The government issued each casino operator an investment requirement based on the firm’s gaming market share. For Melco, Macau officials are requiring that the company invest at a minimum of MOP11.8 billion (US$1.47 billion).
Melco revealed in an investor release issued on Sunday that approximately $1.248 billion of the spending — or about 85% — will be allocated to nongaming developments.

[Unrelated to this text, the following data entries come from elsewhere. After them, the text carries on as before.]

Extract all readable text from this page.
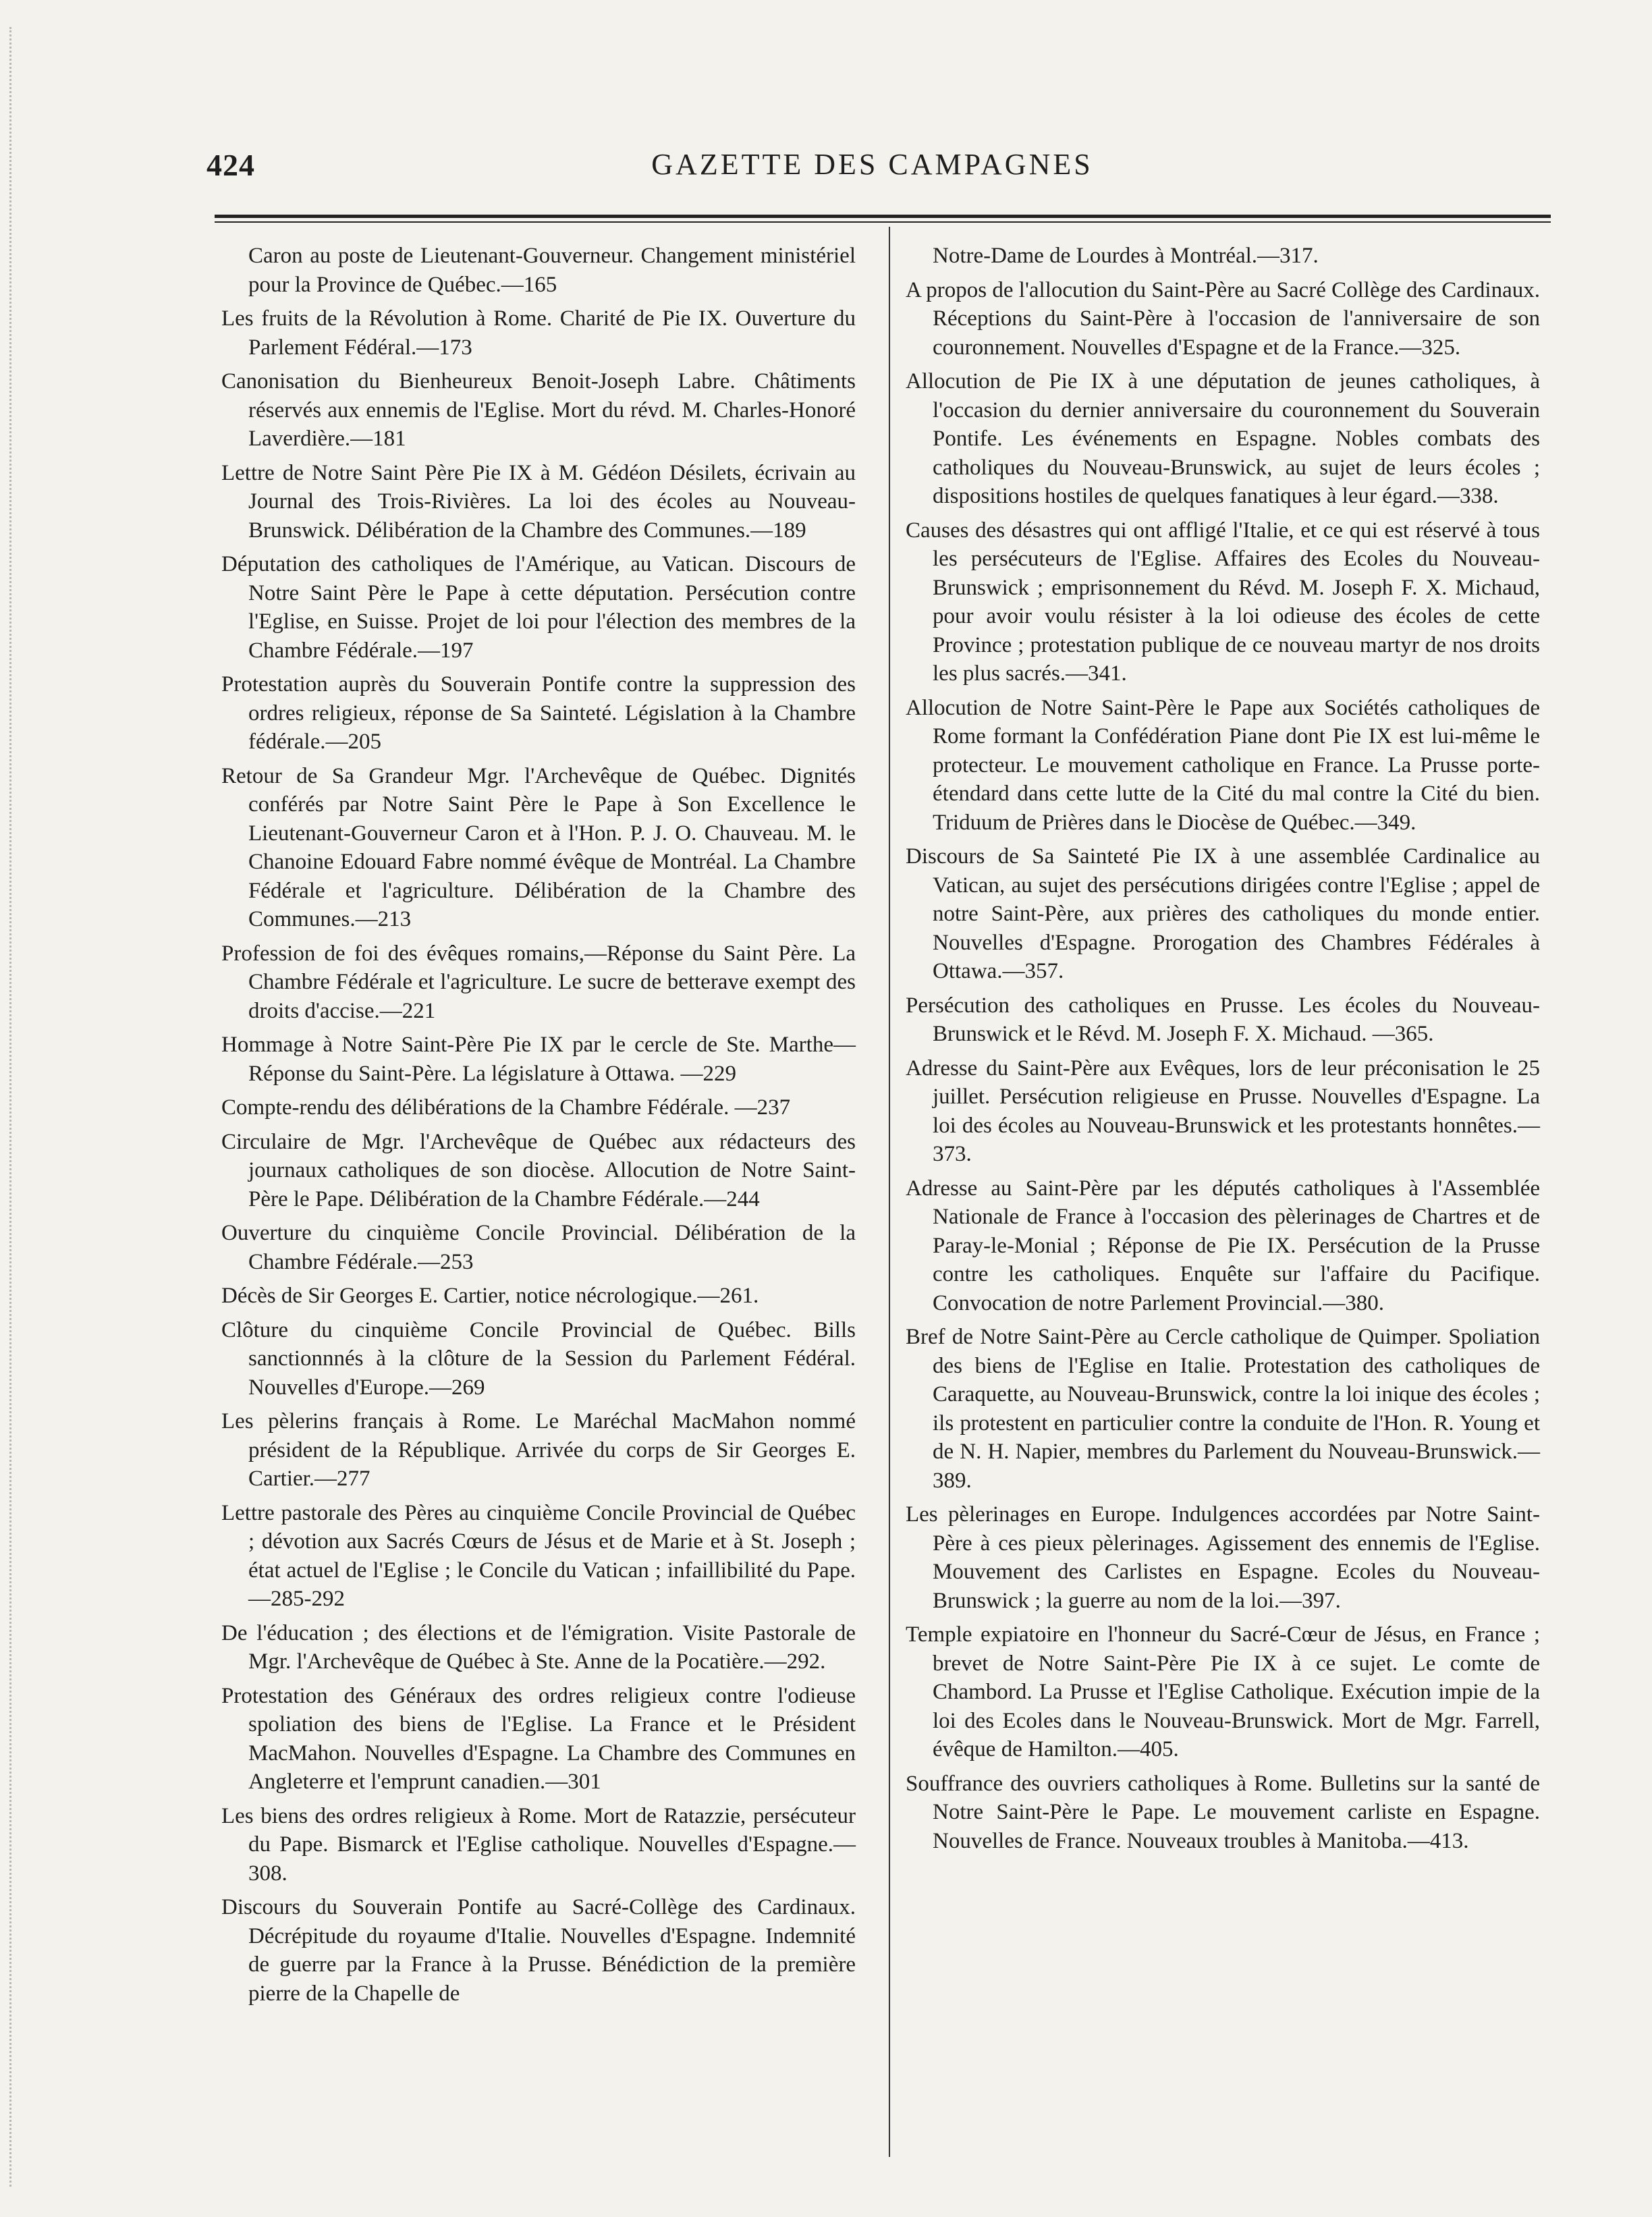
424	GAZETTE DES CAMPAGNES

Caron au poste de Lieutenant-Gouverneur. Changement ministériel pour la Province de Québec.—165

Les fruits de la Révolution à Rome. Charité de Pie IX. Ouverture du Parlement Fédéral.—173

Canonisation du Bienheureux Benoit-Joseph Labre. Châtiments réservés aux ennemis de l'Eglise. Mort du révd. M. Charles-Honoré Laverdière.—181

Lettre de Notre Saint Père Pie IX à M. Gédéon Désilets, écrivain au Journal des Trois-Rivières. La loi des écoles au Nouveau-Brunswick. Délibération de la Chambre des Communes.—189

Députation des catholiques de l'Amérique, au Vatican. Discours de Notre Saint Père le Pape à cette députation. Persécution contre l'Eglise, en Suisse. Projet de loi pour l'élection des membres de la Chambre Fédérale.—197

Protestation auprès du Souverain Pontife contre la suppression des ordres religieux, réponse de Sa Sainteté. Législation à la Chambre fédérale.—205

Retour de Sa Grandeur Mgr. l'Archevêque de Québec. Dignités conférés par Notre Saint Père le Pape à Son Excellence le Lieutenant-Gouverneur Caron et à l'Hon. P. J. O. Chauveau. M. le Chanoine Edouard Fabre nommé évêque de Montréal. La Chambre Fédérale et l'agriculture. Délibération de la Chambre des Communes.—213

Profession de foi des évêques romains,—Réponse du Saint Père. La Chambre Fédérale et l'agriculture. Le sucre de betterave exempt des droits d'accise.—221

Hommage à Notre Saint-Père Pie IX par le cercle de Ste. Marthe—Réponse du Saint-Père. La législature à Ottawa. —229

Compte-rendu des délibérations de la Chambre Fédérale. —237

Circulaire de Mgr. l'Archevêque de Québec aux rédacteurs des journaux catholiques de son diocèse. Allocution de Notre Saint-Père le Pape. Délibération de la Chambre Fédérale.—244

Ouverture du cinquième Concile Provincial. Délibération de la Chambre Fédérale.—253

Décès de Sir Georges E. Cartier, notice nécrologique.—261.

Clôture du cinquième Concile Provincial de Québec. Bills sanctionnnés à la clôture de la Session du Parlement Fédéral. Nouvelles d'Europe.—269

Les pèlerins français à Rome. Le Maréchal MacMahon nommé président de la République. Arrivée du corps de Sir Georges E. Cartier.—277

Lettre pastorale des Pères au cinquième Concile Provincial de Québec ; dévotion aux Sacrés Cœurs de Jésus et de Marie et à St. Joseph ; état actuel de l'Eglise ; le Concile du Vatican ; infaillibilité du Pape.—285-292

De l'éducation ; des élections et de l'émigration. Visite Pastorale de Mgr. l'Archevêque de Québec à Ste. Anne de la Pocatière.—292.

Protestation des Généraux des ordres religieux contre l'odieuse spoliation des biens de l'Eglise. La France et le Président MacMahon. Nouvelles d'Espagne. La Chambre des Communes en Angleterre et l'emprunt canadien.—301

Les biens des ordres religieux à Rome. Mort de Ratazzie, persécuteur du Pape. Bismarck et l'Eglise catholique. Nouvelles d'Espagne.—308.

Discours du Souverain Pontife au Sacré-Collège des Cardinaux. Décrépitude du royaume d'Italie. Nouvelles d'Espagne. Indemnité de guerre par la France à la Prusse. Bénédiction de la première pierre de la Chapelle de

Notre-Dame de Lourdes à Montréal.—317.

A propos de l'allocution du Saint-Père au Sacré Collège des Cardinaux. Réceptions du Saint-Père à l'occasion de l'anniversaire de son couronnement. Nouvelles d'Espagne et de la France.—325.

Allocution de Pie IX à une députation de jeunes catholiques, à l'occasion du dernier anniversaire du couronnement du Souverain Pontife. Les événements en Espagne. Nobles combats des catholiques du Nouveau-Brunswick, au sujet de leurs écoles ; dispositions hostiles de quelques fanatiques à leur égard.—338.

Causes des désastres qui ont affligé l'Italie, et ce qui est réservé à tous les persécuteurs de l'Eglise. Affaires des Ecoles du Nouveau-Brunswick ; emprisonnement du Révd. M. Joseph F. X. Michaud, pour avoir voulu résister à la loi odieuse des écoles de cette Province ; protestation publique de ce nouveau martyr de nos droits les plus sacrés.—341.

Allocution de Notre Saint-Père le Pape aux Sociétés catholiques de Rome formant la Confédération Piane dont Pie IX est lui-même le protecteur. Le mouvement catholique en France. La Prusse porte-étendard dans cette lutte de la Cité du mal contre la Cité du bien. Triduum de Prières dans le Diocèse de Québec.—349.

Discours de Sa Sainteté Pie IX à une assemblée Cardinalice au Vatican, au sujet des persécutions dirigées contre l'Eglise ; appel de notre Saint-Père, aux prières des catholiques du monde entier. Nouvelles d'Espagne. Prorogation des Chambres Fédérales à Ottawa.—357.

Persécution des catholiques en Prusse. Les écoles du Nouveau-Brunswick et le Révd. M. Joseph F. X. Michaud. —365.

Adresse du Saint-Père aux Evêques, lors de leur préconisation le 25 juillet. Persécution religieuse en Prusse. Nouvelles d'Espagne. La loi des écoles au Nouveau-Brunswick et les protestants honnêtes.—373.

Adresse au Saint-Père par les députés catholiques à l'Assemblée Nationale de France à l'occasion des pèlerinages de Chartres et de Paray-le-Monial ; Réponse de Pie IX. Persécution de la Prusse contre les catholiques. Enquête sur l'affaire du Pacifique. Convocation de notre Parlement Provincial.—380.

Bref de Notre Saint-Père au Cercle catholique de Quimper. Spoliation des biens de l'Eglise en Italie. Protestation des catholiques de Caraquette, au Nouveau-Brunswick, contre la loi inique des écoles ; ils protestent en particulier contre la conduite de l'Hon. R. Young et de N. H. Napier, membres du Parlement du Nouveau-Brunswick.—389.

Les pèlerinages en Europe. Indulgences accordées par Notre Saint-Père à ces pieux pèlerinages. Agissement des ennemis de l'Eglise. Mouvement des Carlistes en Espagne. Ecoles du Nouveau-Brunswick ; la guerre au nom de la loi.—397.

Temple expiatoire en l'honneur du Sacré-Cœur de Jésus, en France ; brevet de Notre Saint-Père Pie IX à ce sujet. Le comte de Chambord. La Prusse et l'Eglise Catholique. Exécution impie de la loi des Ecoles dans le Nouveau-Brunswick. Mort de Mgr. Farrell, évêque de Hamilton.—405.

Souffrance des ouvriers catholiques à Rome. Bulletins sur la santé de Notre Saint-Père le Pape. Le mouvement carliste en Espagne. Nouvelles de France. Nouveaux troubles à Manitoba.—413.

The budget, the company says, will be used to fund amenities that will increase foreign market visitation by way of more convention and exhibition space, entertainment, sports, arts and culture, health and well-being, gastronomy, and maritime excursions.
Melco pledges its commitment to supporting the healthy and sustainable development of the tourism and leisure industry in Macau as we continue to work with the government over the next ten years to contribute to the city’s development as a preeminent, global tourism destination,” said Lawrence Ho, Melco’s billionaire founder, chair, and CEO.
Melco says the balance of the remaining $1.47 billion spending will go toward improvements to its casino floors.
Along with detailing its nongaming spending requirement, Melco Resorts provided investors with specifics on its casino business under the next regulatory environment. The company said its new concession allows Melco to operate a total of 2,100 slot machines and electronic gaming positions, plus up to 750 table games.
Unlike in US casino markets where slots reign supreme, Macau’s casinos generate more revenue from their table games. Baccarat is the game of choice throughout Asia.
In exchange for its casino privilege, Melco will pay Macau an annual concession fee of MOP30 million (US$3.74 million). The company will additionally pay an effective gaming tax of 40% on its gross income.
Macau also charges MOP300,000 (US$37,000) a year per premium table game. and $19K for each mass market table. The region levies a $100 charge each year per slot machine.